The Name of the Rose is also a book about books. One of the main characters is an elderly, blind librarian loosely modeled after the famous Argentine writer Jorge Luis Borges. Borges’ stories heavily featured dusty old libraries with labyrinthine architecture, secret knowledge, and mystical qualities—much like the one Eco’s character, also named Jorge, curates.
One of the main themes I was able to detect was the lure of the forbidden. Monks are supposed to be celibate. Just as in real life, these monks were often not. Also true to real-life clergy, not all of their dalliances were with women. But at the same time, they were racked with guilt and were obsessed by it.
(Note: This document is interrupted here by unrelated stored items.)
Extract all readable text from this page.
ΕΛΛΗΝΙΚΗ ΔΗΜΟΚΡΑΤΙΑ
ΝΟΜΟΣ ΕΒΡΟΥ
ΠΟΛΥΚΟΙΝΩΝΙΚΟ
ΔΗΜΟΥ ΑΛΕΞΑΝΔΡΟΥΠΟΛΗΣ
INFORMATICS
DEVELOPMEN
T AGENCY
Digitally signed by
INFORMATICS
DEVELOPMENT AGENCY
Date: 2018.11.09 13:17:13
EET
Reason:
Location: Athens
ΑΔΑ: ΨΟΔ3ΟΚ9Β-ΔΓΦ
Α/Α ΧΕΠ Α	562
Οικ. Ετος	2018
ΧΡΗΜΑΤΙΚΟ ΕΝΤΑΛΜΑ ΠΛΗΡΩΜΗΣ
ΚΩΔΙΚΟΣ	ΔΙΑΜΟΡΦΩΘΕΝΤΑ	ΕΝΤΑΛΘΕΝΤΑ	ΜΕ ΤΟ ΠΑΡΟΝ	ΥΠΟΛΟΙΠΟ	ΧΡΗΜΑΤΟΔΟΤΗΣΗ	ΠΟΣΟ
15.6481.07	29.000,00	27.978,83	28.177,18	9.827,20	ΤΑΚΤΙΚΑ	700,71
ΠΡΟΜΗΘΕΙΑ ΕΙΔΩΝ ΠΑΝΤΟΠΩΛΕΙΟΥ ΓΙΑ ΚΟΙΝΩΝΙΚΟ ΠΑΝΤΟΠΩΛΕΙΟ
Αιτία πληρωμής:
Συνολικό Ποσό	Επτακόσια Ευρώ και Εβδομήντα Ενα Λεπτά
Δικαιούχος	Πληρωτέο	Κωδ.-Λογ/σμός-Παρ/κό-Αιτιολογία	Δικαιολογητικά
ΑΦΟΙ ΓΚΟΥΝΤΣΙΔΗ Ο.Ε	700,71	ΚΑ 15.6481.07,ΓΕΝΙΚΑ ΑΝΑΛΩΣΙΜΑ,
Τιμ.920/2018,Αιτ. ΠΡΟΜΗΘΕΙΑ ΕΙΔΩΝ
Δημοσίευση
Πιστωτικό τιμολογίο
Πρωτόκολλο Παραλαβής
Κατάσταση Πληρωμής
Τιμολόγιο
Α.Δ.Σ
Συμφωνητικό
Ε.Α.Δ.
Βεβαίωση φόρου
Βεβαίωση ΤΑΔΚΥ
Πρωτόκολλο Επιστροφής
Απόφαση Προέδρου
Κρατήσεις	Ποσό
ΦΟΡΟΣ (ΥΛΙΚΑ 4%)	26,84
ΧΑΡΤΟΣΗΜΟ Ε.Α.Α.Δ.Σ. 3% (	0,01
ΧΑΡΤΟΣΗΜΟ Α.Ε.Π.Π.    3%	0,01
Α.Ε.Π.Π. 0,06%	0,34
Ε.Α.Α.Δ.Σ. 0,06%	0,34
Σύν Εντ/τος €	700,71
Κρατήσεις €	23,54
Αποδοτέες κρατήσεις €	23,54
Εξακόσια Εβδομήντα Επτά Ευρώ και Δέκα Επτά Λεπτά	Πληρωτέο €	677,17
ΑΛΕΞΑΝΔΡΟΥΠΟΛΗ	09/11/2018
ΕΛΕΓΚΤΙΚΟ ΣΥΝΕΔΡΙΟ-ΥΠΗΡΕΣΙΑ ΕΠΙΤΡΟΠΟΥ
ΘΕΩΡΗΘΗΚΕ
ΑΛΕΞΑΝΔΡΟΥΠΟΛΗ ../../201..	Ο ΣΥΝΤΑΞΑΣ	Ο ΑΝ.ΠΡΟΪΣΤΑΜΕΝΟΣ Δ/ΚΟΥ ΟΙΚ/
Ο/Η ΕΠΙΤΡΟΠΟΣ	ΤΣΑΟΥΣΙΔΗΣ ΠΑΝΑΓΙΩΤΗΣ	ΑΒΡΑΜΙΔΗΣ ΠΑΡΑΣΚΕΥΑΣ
Without spoiling the book’s murder mystery too much, the murder weapon involves forbidden literature that the victims are unable to resist. The murderer’s crimes are an attempt to keep this forbidden fruit under wraps, and the monastery’s ultimate fate hinges on his success or failure. The biblical allegory involving forbidden fruit is very appropriate.
Some readers will also be puzzled that names and roses appear have no significance in the book except in the title. Eco did this on purpose. Part of the fun of this book is sleuthing for hidden meanings and symbols. Eco, clever semiotician that he is, chose a nonsense title to throw some readers off the trail.